Very small image files that can track user behavior have started to emerge in phishing campaigns, where hackers use them to gather information on their targets, Check Point researchers warn.
These very small image files are designed to send a string of code to an outside website. Usually of only one pixel in size, these images can also be hidden by setting them to the same color as the background of a web page, which allows them to go unnoticed by the user. They can also be used in emails, with the same purpose, and are called tracking pixels because of their small size and obvious purpose.
This information is most often used by marketers to fine tune their advertising, but cybercriminals can also abuse the technique to gather information on cloud-platform components and discover known software vulnerabilities they can exploit in a later attack.
Check Point also explains that phishers can use tracking pixels in their attacks to learn which recipients are most likely to open their scam emails. Phishing attacks that leverage tracking pixels as a surveillance tool have been already observed in the wild, Check Point says.
“Since some scammers retool mass phishing attacks against random users to target high-value enterprise users, scammers are turning to pixel tracking to increase the odds a spear phishing attack will succeed,” the researchers reveal.
The researchers observed tracking pixels in phishing emails in August 2016, when in-place filters prevented the image from loading, which resulted in a red x placeholder image being displayed instead. These small images, Check Point says, threaten privacy in more than emails and web pages.
“For well over a decade, it has been understood that you can utilize tracking pixels in Microsoft Office files like Word documents, Excel spreadsheets and PowerPoint presentations. This works because Office files can link to an image located on a remote Web server. Putting a tracking pixel in an Office document allows you to be able to track a document’s activity as it moves through an organization,” the security firm notes.

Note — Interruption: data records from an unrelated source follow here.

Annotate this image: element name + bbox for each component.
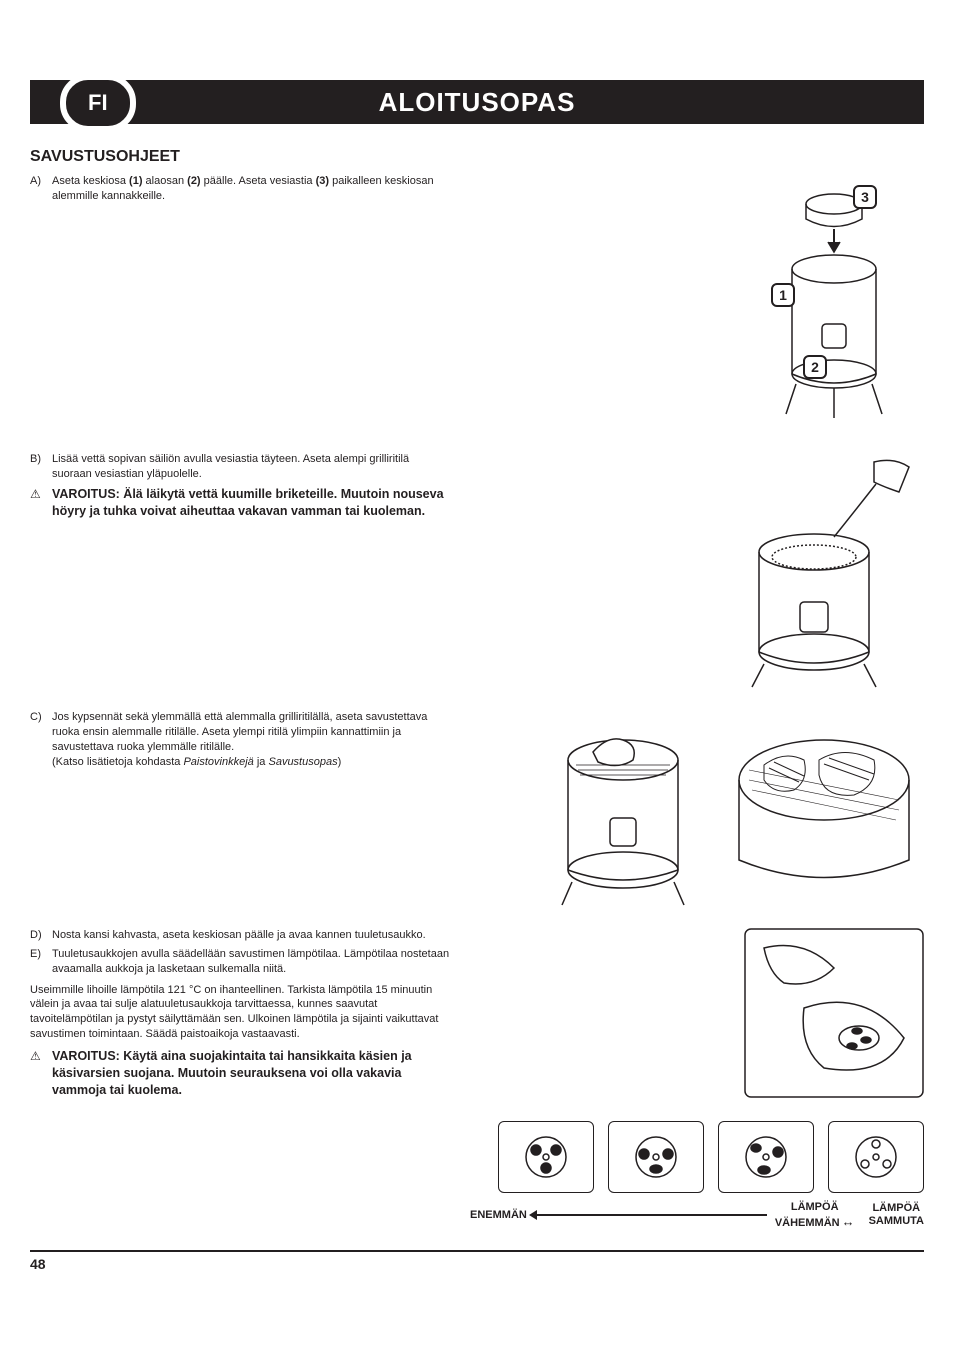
temperature-paragraph: Useimmille lihoille lämpötila 121 °C on …: [30, 983, 450, 1042]
warning-b: ⚠ VAROITUS: Älä läikytä vettä kuumille b…: [30, 486, 450, 520]
label-less-heat: LÄMPÖÄ VÄHEMMÄN↔: [775, 1201, 855, 1230]
language-badge: FI: [60, 74, 136, 132]
step-a: A) Aseta keskiosa (1) alaosan (2) päälle…: [30, 174, 450, 204]
page-number: 48: [30, 1256, 46, 1272]
step-b: B) Lisää vettä sopivan säiliön avulla ve…: [30, 452, 450, 482]
vent-position-2: [608, 1121, 704, 1193]
diagram-lower-grate: [538, 710, 708, 910]
arrow-line: [535, 1214, 767, 1216]
warning-text: VAROITUS: Käytä aina suojakintaita tai h…: [52, 1048, 450, 1099]
warning-text: VAROITUS: Älä läikytä vettä kuumille bri…: [52, 486, 450, 520]
vent-diagram-section: ENEMMÄN LÄMPÖÄ VÄHEMMÄN↔ LÄMPÖÄ SAMMUTA: [470, 1121, 924, 1230]
step-text: Nosta kansi kahvasta, aseta keskiosan pä…: [52, 928, 450, 943]
step-label: B): [30, 452, 52, 482]
step-label: D): [30, 928, 52, 943]
label-more-heat: ENEMMÄN: [470, 1209, 527, 1221]
row-step-c: C) Jos kypsennät sekä ylemmällä että ale…: [30, 710, 924, 910]
warning-d: ⚠ VAROITUS: Käytä aina suojakintaita tai…: [30, 1048, 450, 1099]
svg-text:1: 1: [779, 287, 787, 303]
diagram-lid-vent: [744, 928, 924, 1098]
step-text: Aseta keskiosa (1) alaosan (2) päälle. A…: [52, 174, 450, 204]
diagram-upper-grate: [724, 710, 924, 910]
warning-icon: ⚠: [30, 486, 52, 520]
step-label: E): [30, 947, 52, 977]
row-step-a: A) Aseta keskiosa (1) alaosan (2) päälle…: [30, 174, 924, 434]
double-arrow-icon: ↔: [842, 1214, 855, 1229]
header-bar: FI ALOITUSOPAS: [30, 80, 924, 124]
row-step-b: B) Lisää vettä sopivan säiliön avulla ve…: [30, 452, 924, 692]
vent-position-4: [828, 1121, 924, 1193]
step-label: A): [30, 174, 52, 204]
step-text: Jos kypsennät sekä ylemmällä että alemma…: [52, 710, 450, 769]
svg-text:3: 3: [861, 189, 869, 205]
row-step-de: D) Nosta kansi kahvasta, aseta keskiosan…: [30, 928, 924, 1103]
label-heat-off: LÄMPÖÄ SAMMUTA: [869, 1202, 924, 1228]
section-heading: SAVUSTUSOHJEET: [30, 148, 924, 166]
page-title: ALOITUSOPAS: [379, 87, 576, 118]
vent-position-1: [498, 1121, 594, 1193]
page-footer: 48: [30, 1250, 924, 1272]
step-e: E) Tuuletusaukkojen avulla säädellään sa…: [30, 947, 450, 977]
step-text: Lisää vettä sopivan säiliön avulla vesia…: [52, 452, 450, 482]
diagram-smoker-assembly: 3 1 2: [744, 174, 924, 434]
step-d: D) Nosta kansi kahvasta, aseta keskiosan…: [30, 928, 450, 943]
vent-position-3: [718, 1121, 814, 1193]
warning-icon: ⚠: [30, 1048, 52, 1099]
step-c: C) Jos kypsennät sekä ylemmällä että ale…: [30, 710, 450, 769]
svg-text:2: 2: [811, 359, 819, 375]
step-label: C): [30, 710, 52, 769]
step-text: Tuuletusaukkojen avulla säädellään savus…: [52, 947, 450, 977]
diagram-pour-water: [724, 452, 924, 692]
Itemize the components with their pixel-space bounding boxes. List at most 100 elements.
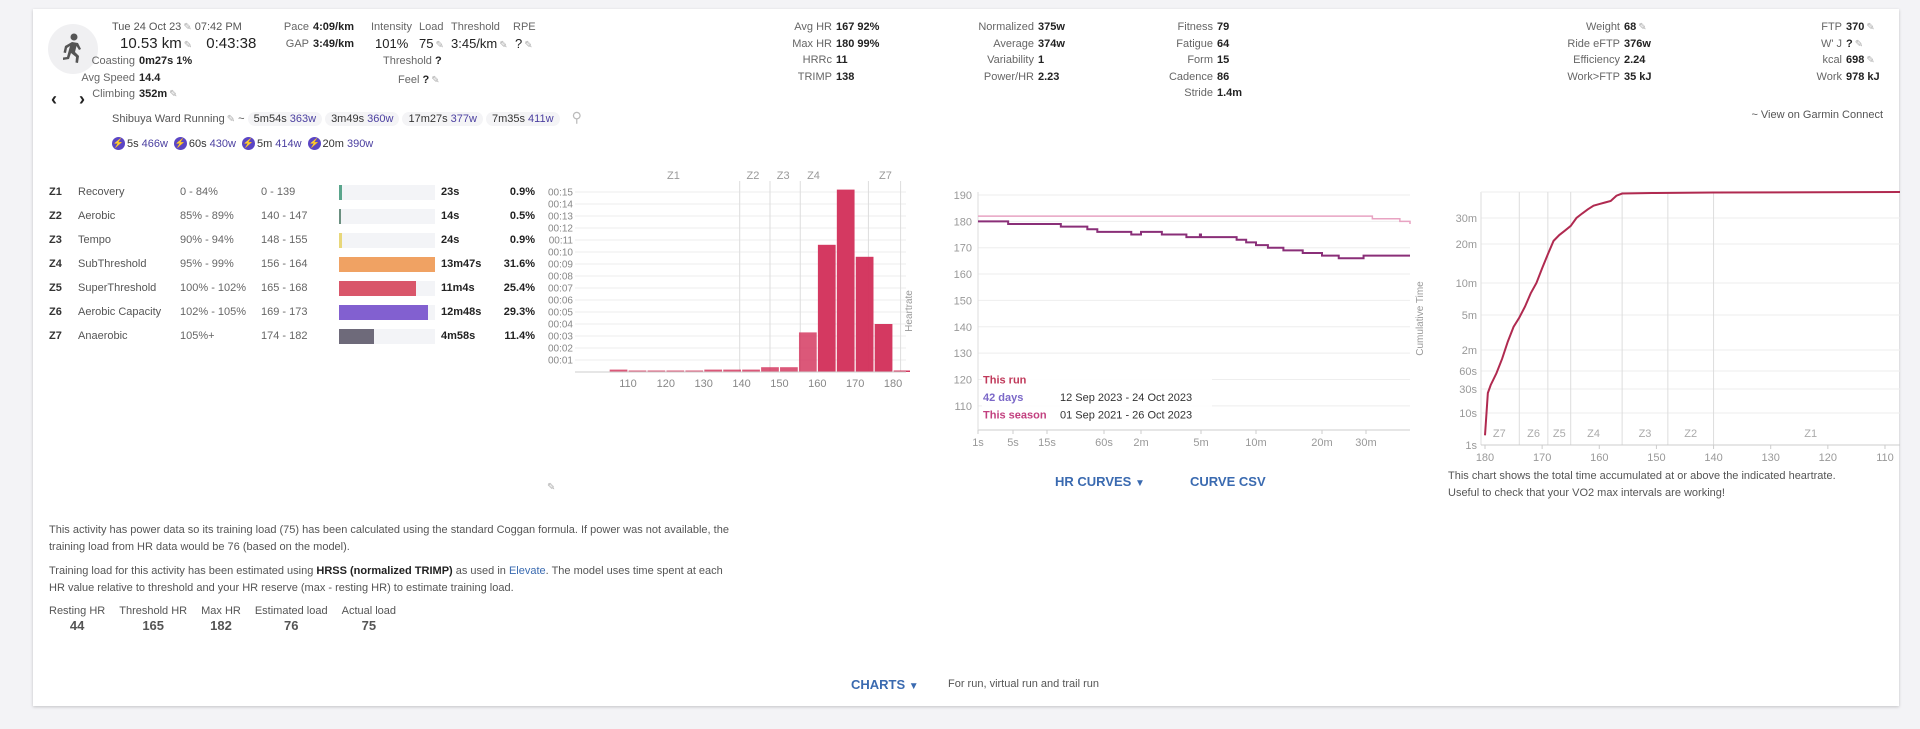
edit-pencil-icon[interactable]: ✎ (1854, 38, 1864, 50)
next-activity-button[interactable]: › (79, 89, 85, 109)
edit-pencil-icon[interactable]: ✎ (499, 40, 508, 51)
pace-value: 4:09/km (313, 21, 354, 33)
y-axis-title: Heartrate (904, 290, 915, 332)
histogram-bar[interactable] (609, 369, 628, 372)
curve-csv-button[interactable]: CURVE CSV (1190, 474, 1266, 489)
edit-pencil-icon[interactable]: ✎ (1866, 22, 1875, 33)
histogram-bar[interactable] (628, 370, 647, 373)
zone-id: Z7 (49, 330, 62, 342)
series-line-this-run[interactable] (978, 220, 1410, 260)
peak-power[interactable]: ⚡ 5m 414w (241, 137, 302, 150)
edit-pencil-icon[interactable]: ✎ (226, 114, 236, 125)
y-tick-label: 170 (954, 243, 972, 255)
series-line-this-season[interactable] (978, 215, 1411, 224)
edit-pencil-icon[interactable]: ✎ (431, 75, 440, 86)
stat-value-wrap[interactable]: 352m ✎ (139, 88, 192, 102)
stat-value-wrap[interactable]: 370 ✎ (1846, 21, 1880, 35)
activity-type-avatar[interactable] (48, 24, 98, 74)
x-tick-label: 110 (619, 378, 637, 390)
histogram-bar[interactable] (761, 367, 779, 372)
y-tick-label: 110 (954, 401, 972, 413)
stat-value-wrap: 35 kJ (1624, 71, 1652, 85)
zone-bpm-range: 148 - 155 (261, 234, 308, 246)
peak-power[interactable]: ⚡ 60s 430w (173, 137, 236, 150)
stat-value: 138 (836, 70, 855, 83)
edit-pencil-icon[interactable]: ✎ (435, 40, 444, 51)
load-stat-value: 44 (69, 618, 85, 633)
load-stat-value: 76 (283, 618, 299, 633)
edit-pencil-icon[interactable]: ✎ (1638, 22, 1647, 33)
edit-pencil-icon[interactable]: ✎ (183, 40, 193, 51)
peak-power[interactable]: ⚡ 5s 466w (112, 137, 168, 150)
edit-pencil-icon[interactable]: ✎ (1866, 55, 1875, 66)
rpe-wrap[interactable]: ? ✎ (515, 36, 533, 51)
y-tick-label: 00:15 (548, 188, 573, 199)
interval-chip[interactable]: 3m49s 360w (325, 112, 400, 126)
activity-name[interactable]: Shibuya Ward Running (112, 113, 225, 125)
cumulative-time-line[interactable] (1484, 191, 1900, 436)
zone-percent-range: 95% - 99% (180, 258, 234, 270)
zone-bpm-range: 140 - 147 (261, 210, 308, 222)
histogram-bar[interactable] (647, 370, 666, 373)
stat-value: 374w (1038, 37, 1065, 50)
histogram-bar[interactable] (817, 244, 836, 372)
legend-item[interactable]: 42 days (983, 392, 1023, 404)
y-tick-label: 00:04 (548, 320, 573, 331)
peak-powers: ⚡ 5s 466w ⚡ 60s 430w ⚡ 5m 414w ⚡ 20m 390w (112, 137, 379, 150)
interval-watts: 360w (367, 113, 394, 125)
zone-name: Tempo (78, 234, 112, 246)
stat-value-wrap[interactable]: 698 ✎ (1846, 54, 1880, 68)
search-icon[interactable]: ⚲ (571, 109, 582, 125)
histogram-bar[interactable] (685, 370, 704, 373)
interval-chip[interactable]: 5m54s 363w (247, 112, 323, 126)
stat-value: 15 (1217, 54, 1230, 66)
histogram-bar[interactable] (666, 370, 685, 373)
zone-label: Z3 (1639, 428, 1652, 440)
edit-pencil-icon[interactable]: ✎ (547, 482, 556, 493)
elevate-link[interactable]: Elevate (508, 565, 546, 577)
edit-pencil-icon[interactable]: ✎ (183, 22, 192, 33)
edit-pencil-icon[interactable]: ✎ (524, 40, 533, 51)
peak-power[interactable]: ⚡ 20m 390w (307, 137, 373, 150)
histogram-bar[interactable] (874, 324, 893, 372)
y-tick-label: 00:07 (548, 284, 573, 295)
stat-value-wrap[interactable]: 68 ✎ (1624, 21, 1652, 35)
histogram-bar[interactable] (855, 256, 874, 372)
stat-label: HRRc (802, 54, 832, 66)
stat-value-wrap[interactable]: ? ✎ (1846, 38, 1880, 52)
histogram-bar[interactable] (798, 332, 817, 372)
histogram-bar[interactable] (723, 369, 741, 372)
interval-chip[interactable]: 17m27s 377w (402, 112, 483, 126)
histogram-bar[interactable] (836, 189, 855, 372)
threshold-pace-wrap[interactable]: 3:45/km ✎ (451, 36, 508, 51)
peak-watts: 414w (275, 137, 302, 150)
view-on-garmin-link[interactable]: ~ View on Garmin Connect (1751, 109, 1883, 121)
histogram-bar[interactable] (780, 367, 798, 372)
histogram-bar[interactable] (742, 369, 760, 372)
feel[interactable]: Feel ? ✎ (398, 74, 440, 86)
load-value-wrap[interactable]: 75 ✎ (419, 36, 444, 51)
legend-item[interactable]: This run (983, 374, 1027, 386)
edit-pencil-icon[interactable]: ✎ (169, 89, 178, 100)
stat-value: 375w (1038, 21, 1065, 33)
hr-histogram-chart: 00:0100:0200:0300:0400:0500:0600:0700:08… (548, 170, 910, 390)
stat-label: Max HR (792, 37, 832, 50)
stat-label: Normalized (978, 21, 1034, 33)
charts-dropdown[interactable]: CHARTS ▼ (851, 677, 919, 692)
intensity-value: 101% (375, 36, 409, 51)
stat-label: Work>FTP (1567, 70, 1620, 83)
legend-item[interactable]: This season (983, 409, 1047, 421)
power-load-explanation: This activity has power data so its trai… (49, 524, 729, 553)
hr-curves-dropdown[interactable]: HR CURVES ▼ (1055, 474, 1145, 489)
stat-label: Fitness (1177, 21, 1213, 33)
y-tick-label: 2m (1462, 345, 1477, 357)
x-tick-label: 150 (770, 378, 788, 390)
histogram-bar[interactable] (893, 370, 910, 373)
y-tick-label: 00:13 (548, 212, 573, 223)
interval-chip[interactable]: 7m35s 411w (485, 112, 560, 126)
previous-activity-button[interactable]: ‹ (51, 89, 57, 109)
histogram-bar[interactable] (704, 369, 723, 372)
lightning-bolt-icon: ⚡ (112, 137, 125, 150)
feel-label: Feel (398, 74, 420, 86)
interval-watts: 377w (450, 113, 477, 125)
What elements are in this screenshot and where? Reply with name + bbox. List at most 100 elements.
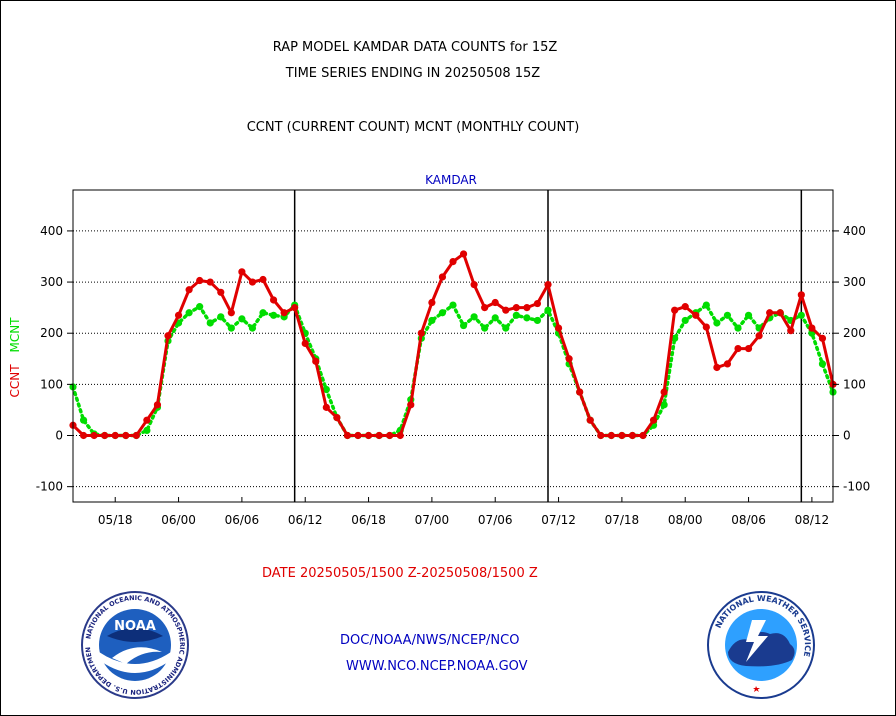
data-point-ccnt: [280, 309, 288, 317]
data-point-ccnt: [586, 416, 594, 424]
x-tick-label: 06/18: [351, 513, 386, 527]
data-point-ccnt: [322, 403, 330, 411]
x-tick-label: 08/12: [795, 513, 830, 527]
data-point-ccnt: [417, 329, 425, 337]
y-tick-label-left: 0: [55, 429, 63, 443]
data-point-ccnt: [692, 311, 700, 319]
data-point-ccnt: [248, 278, 257, 286]
chart-subtitle: CCNT (CURRENT COUNT) MCNT (MONTHLY COUNT…: [246, 120, 580, 135]
data-point-mcnt: [512, 311, 520, 319]
data-point-ccnt: [101, 431, 109, 440]
data-point-ccnt: [312, 357, 320, 365]
y-tick-label-left: 400: [40, 224, 63, 238]
data-point-ccnt: [79, 431, 88, 440]
data-point-ccnt: [533, 299, 542, 308]
data-point-ccnt: [491, 298, 499, 307]
data-point-ccnt: [111, 431, 119, 440]
noaa-logo-text: NOAA: [114, 619, 156, 634]
y-label-mcnt: MCNT: [8, 317, 22, 353]
y-tick-label-right: 300: [843, 275, 866, 289]
data-point-mcnt: [797, 311, 805, 319]
data-point-ccnt: [818, 334, 827, 342]
x-tick-label: 07/06: [478, 513, 513, 527]
data-point-mcnt: [428, 316, 436, 325]
data-point-ccnt: [259, 275, 267, 284]
data-point-ccnt: [164, 332, 172, 340]
data-point-mcnt: [723, 311, 732, 319]
data-point-ccnt: [333, 414, 341, 422]
nws-logo: NATIONAL WEATHER SERVICE: [707, 591, 815, 699]
y-tick-label-right: 200: [843, 326, 866, 340]
data-point-ccnt: [565, 355, 573, 363]
data-point-ccnt: [671, 306, 679, 314]
data-point-ccnt: [649, 416, 658, 424]
data-point-ccnt: [628, 431, 637, 440]
data-point-mcnt: [185, 309, 193, 317]
data-point-ccnt: [512, 304, 520, 312]
data-point-ccnt: [597, 431, 605, 440]
chart-title-line2: TIME SERIES ENDING IN 20250508 15Z: [285, 66, 541, 81]
grid-layer: [73, 190, 833, 502]
data-point-mcnt: [713, 319, 721, 327]
data-point-ccnt: [90, 431, 98, 440]
data-point-ccnt: [185, 286, 193, 294]
y-label-ccnt: CCNT: [8, 364, 22, 398]
data-point-ccnt: [449, 258, 457, 266]
data-point-mcnt: [196, 303, 204, 311]
footer-website: WWW.NCO.NCEP.NOAA.GOV: [346, 659, 528, 674]
data-point-ccnt: [343, 431, 352, 440]
data-point-ccnt: [217, 288, 225, 296]
x-tick-label: 08/00: [668, 513, 703, 527]
data-point-mcnt: [544, 306, 552, 314]
axis-layer: -100 -100 0 0 100 100 200 200 300 300 400 400 05/18 0…: [36, 189, 870, 527]
data-point-mcnt: [818, 360, 827, 368]
data-point-mcnt: [744, 311, 753, 319]
data-point-ccnt: [438, 273, 447, 281]
data-point-ccnt: [723, 360, 732, 368]
data-point-ccnt: [238, 268, 246, 276]
data-point-ccnt: [744, 344, 753, 353]
data-point-mcnt: [533, 316, 542, 325]
x-tick-label: 08/06: [731, 513, 766, 527]
data-point-mcnt: [269, 311, 278, 319]
x-tick-label: 06/00: [161, 513, 196, 527]
data-point-ccnt: [459, 250, 468, 258]
data-point-ccnt: [481, 304, 489, 312]
data-point-mcnt: [671, 334, 679, 342]
data-point-ccnt: [132, 431, 140, 440]
noaa-logo: NATIONAL OCEANIC AND ATMOSPHERIC ADMINIS…: [80, 590, 189, 699]
date-range: DATE 20250505/1500 Z-20250508/1500 Z: [262, 566, 538, 581]
y-tick-label-right: 400: [843, 224, 866, 238]
data-point-ccnt: [618, 431, 626, 440]
data-point-ccnt: [544, 281, 552, 289]
data-point-mcnt: [470, 313, 478, 321]
data-point-ccnt: [354, 431, 362, 440]
data-point-mcnt: [660, 401, 668, 409]
data-point-mcnt: [438, 309, 447, 317]
y-axis-label: CCNT MCNT: [8, 317, 22, 398]
data-point-mcnt: [206, 319, 214, 327]
data-point-ccnt: [174, 311, 183, 319]
data-point-ccnt: [639, 431, 647, 440]
x-tick-label: 07/18: [605, 513, 640, 527]
data-point-ccnt: [470, 281, 478, 289]
x-tick-label: 05/18: [98, 513, 133, 527]
data-point-mcnt: [322, 385, 330, 394]
data-point-ccnt: [554, 324, 563, 332]
data-point-mcnt: [481, 324, 489, 332]
plot-frame: [72, 189, 834, 503]
data-point-ccnt: [375, 431, 383, 440]
footer-agency: DOC/NOAA/NWS/NCEP/NCO: [340, 633, 520, 648]
data-point-mcnt: [259, 309, 267, 317]
data-point-mcnt: [734, 324, 742, 332]
series-layer: [69, 250, 837, 440]
data-point-ccnt: [428, 298, 436, 307]
data-point-ccnt: [143, 416, 151, 424]
data-point-ccnt: [396, 431, 404, 440]
data-point-ccnt: [576, 388, 584, 396]
data-point-ccnt: [787, 327, 795, 335]
data-point-mcnt: [502, 324, 510, 332]
data-point-ccnt: [291, 304, 299, 312]
data-point-ccnt: [269, 296, 278, 304]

While not found to be the direct cause of any specific security breach, tracking pixels are used for their surveillance capabilities in activities that precede attacks against users and infrastructure. The good news, however, is that it’s easy to stay protected.
Enterprises are advised to deploy email and anti-phishing security controls as part of their cloud-security arsenal, as well as to ensure that any software running in a cloud environment is patched at all times. Using web application security to protect any unpatched software should also help prevent intrusion. Looking for anomalous image placeholders when downloading pictures in advertising emails is also a good idea.